Il presidente e il direttore della Coltivatori diretti fanno il punto sulle prospettive che le aziende hanno di fronte. «Importante chiudere il ciclo di traformazione dei prodotti».
GROSSETO. Da sempre l'agricoltura uno dei pilastri su cui poggia l'economia della Maremma, e la valenza che l'agricoltura maremmana ha anche su scala nazionale può misurarsi anche dalla scelta della Coldiretti (800.000 iscritti in Italia) di tenere qui la assemblea nazionale della federpensionati. Non poteva esserci migliore occasione per sentire il polso dell'agricoltura grossetana e per avere indicazioni su quelle che possono essere le sue prospettive.
«Il trend delle produzioni agricole - spiega il direttore della Coldiretti provinciale, Andrea Crestani - è in positivo per quanto riguarda i prodotti della trasformazione (formaggi, olio, vino)» e questo dimostra che anche per altri settori in Maremma si deve ormai puntare alla chiusura delle filiere, e bisogna ormai puntare non tanto a contributi a pioggia che premino la quantità degli ettari, quanto chi investe e dà così ricaduta sul mercato portando avanti nuove risorse.
«In Maremma - spiega il presidente provinciale della Coldiretti, Massimo Neri - va avanti un modello di sviluppo che è divenuto esempio all'intera comunità: uno sviluppo integrato che non presenta una agricoltura superspecializzata cone nel Nord Italia, nè una agricoltura assistita come accade nel Sud, ma poggia invece sull'ambiente, che ci è giunto intatto grazie anche al mondo agricolo, e si lega a prodotti di qualità come il vino che ha richiamato in questi anni grandi investimenti anche dall'estero, o l'agriturismo».
Chiudere le filiere. Neri concorda pienamente con il suo direttore: «Ora stiamo cercando di chiudere le filiere, di lavorare completamente i nostri prodotti, andando dalla semina al prodotto finito, e per fare questo abbiamo necessità di avere investimenti in industrie di trasformazione (oltre a quelle che già abbiamo) e puntiamo alla cooperazione per recuperare il valore aggiunto dei nostri prodotti che al momento, spesso, finisce altrove. Sarà determinante, attraverso i piani di sviluppo rurale, spostare in questo senso le risorse.».

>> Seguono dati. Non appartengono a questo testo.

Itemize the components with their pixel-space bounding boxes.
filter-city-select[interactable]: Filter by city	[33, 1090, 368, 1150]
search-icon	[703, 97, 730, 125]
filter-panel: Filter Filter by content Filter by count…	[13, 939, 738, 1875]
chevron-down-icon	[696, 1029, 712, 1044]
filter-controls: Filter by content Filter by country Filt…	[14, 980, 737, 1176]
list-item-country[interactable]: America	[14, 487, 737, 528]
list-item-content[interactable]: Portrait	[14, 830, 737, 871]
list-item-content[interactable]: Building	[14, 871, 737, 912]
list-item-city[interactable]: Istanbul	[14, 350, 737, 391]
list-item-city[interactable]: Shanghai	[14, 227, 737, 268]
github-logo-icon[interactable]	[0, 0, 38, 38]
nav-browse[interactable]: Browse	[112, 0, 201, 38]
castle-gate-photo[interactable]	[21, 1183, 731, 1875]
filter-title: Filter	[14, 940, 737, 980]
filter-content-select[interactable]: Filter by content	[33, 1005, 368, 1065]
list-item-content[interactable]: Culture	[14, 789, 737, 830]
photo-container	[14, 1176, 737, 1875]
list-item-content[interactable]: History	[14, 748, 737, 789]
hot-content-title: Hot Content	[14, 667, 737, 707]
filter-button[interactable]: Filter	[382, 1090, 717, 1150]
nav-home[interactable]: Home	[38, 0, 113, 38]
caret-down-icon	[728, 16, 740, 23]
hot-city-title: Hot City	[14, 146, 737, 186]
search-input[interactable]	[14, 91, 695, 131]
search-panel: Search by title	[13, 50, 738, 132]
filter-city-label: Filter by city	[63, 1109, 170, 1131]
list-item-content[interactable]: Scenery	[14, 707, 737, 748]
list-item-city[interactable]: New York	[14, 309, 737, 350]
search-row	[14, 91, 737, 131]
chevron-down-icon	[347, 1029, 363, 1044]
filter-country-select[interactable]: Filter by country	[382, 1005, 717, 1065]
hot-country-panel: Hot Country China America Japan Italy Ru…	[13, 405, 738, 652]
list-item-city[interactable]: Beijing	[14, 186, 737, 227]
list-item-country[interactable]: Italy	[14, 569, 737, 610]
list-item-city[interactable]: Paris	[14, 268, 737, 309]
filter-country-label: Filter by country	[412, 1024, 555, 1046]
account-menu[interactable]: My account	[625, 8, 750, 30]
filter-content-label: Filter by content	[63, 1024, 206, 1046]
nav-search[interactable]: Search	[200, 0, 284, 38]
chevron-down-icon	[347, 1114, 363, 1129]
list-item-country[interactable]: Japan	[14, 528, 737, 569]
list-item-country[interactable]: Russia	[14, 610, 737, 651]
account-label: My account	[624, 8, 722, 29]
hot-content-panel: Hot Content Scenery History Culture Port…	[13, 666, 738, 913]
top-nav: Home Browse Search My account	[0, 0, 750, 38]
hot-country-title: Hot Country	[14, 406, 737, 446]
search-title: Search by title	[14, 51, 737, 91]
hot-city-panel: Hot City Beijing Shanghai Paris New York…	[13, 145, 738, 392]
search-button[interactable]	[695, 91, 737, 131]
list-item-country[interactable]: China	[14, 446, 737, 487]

Il presidente della Coldiretti spiega che «il problema non è solo quello di vendere il prodotto, ma piuttosto quello di garantire una 'sicurezza alimentare' che si basi sull'uso di produzioni maremmane che già siamo in grado di fornire».
16.000 aziende. L'agricoltura sta dunque vivendo una fase nuova. Conta in Maremma 15-16.000 aziende, undicimila delle quali iscritte alla Camera di Commercio: non solo imprese o grosse aziende ma, in larga fetta, piccole realtà a conduzione familiare che si legano spesso alle produzioni tipiche. «Produciamo per esempio grano nella pianura - dice Crestani - ma non ad uso zootecnico, bensì grano duro che però non trova il giusto riconosvimento nel mercato. Dovremmo anche in questo seguire la stessa strada già percorsa per il vino e per l'olio».
L'acqua che non c'è. Uno dei maggiori problemi che l'agricoltura si trova di fronte in Maremma è quello dell'acqua. I condizionamenti meteorologici e climatici (piovosità di tipo predesertico) stanno mettendo in ginocchio il comparto cerealicolo e quello zootecnico, tanto che «i grani già quest'anno mostrano evidenti segni di stress nutrizionale, il che vale anche per i foraggi e si ripercuote quindi sulla zootecnia». Ma l'effetto più allarmante viene dalla carenza di acqua nelle falde: chi attinge ai pozzi incontra acqua salata, e mancano - notano i dirigenti provinciali della Coldiretti - strutture come gli invasi in collina che possano garantire il futuro. La zootecnia, inoltre, risente di crisi importanti che però non riguardano la nostra zona e che su di noi ricadono solamente in modo restrittivo.
Distretto rurale d'Europa. E' importantissimo - dicono convinti Neri e Crestani - e dobbiamo dar atto all'assessore Pacciani, che con maggiore forza di tutti gli altri ha voluto questo riconoscimento, che potrà portare grandi vantaggi alla nostra provincia.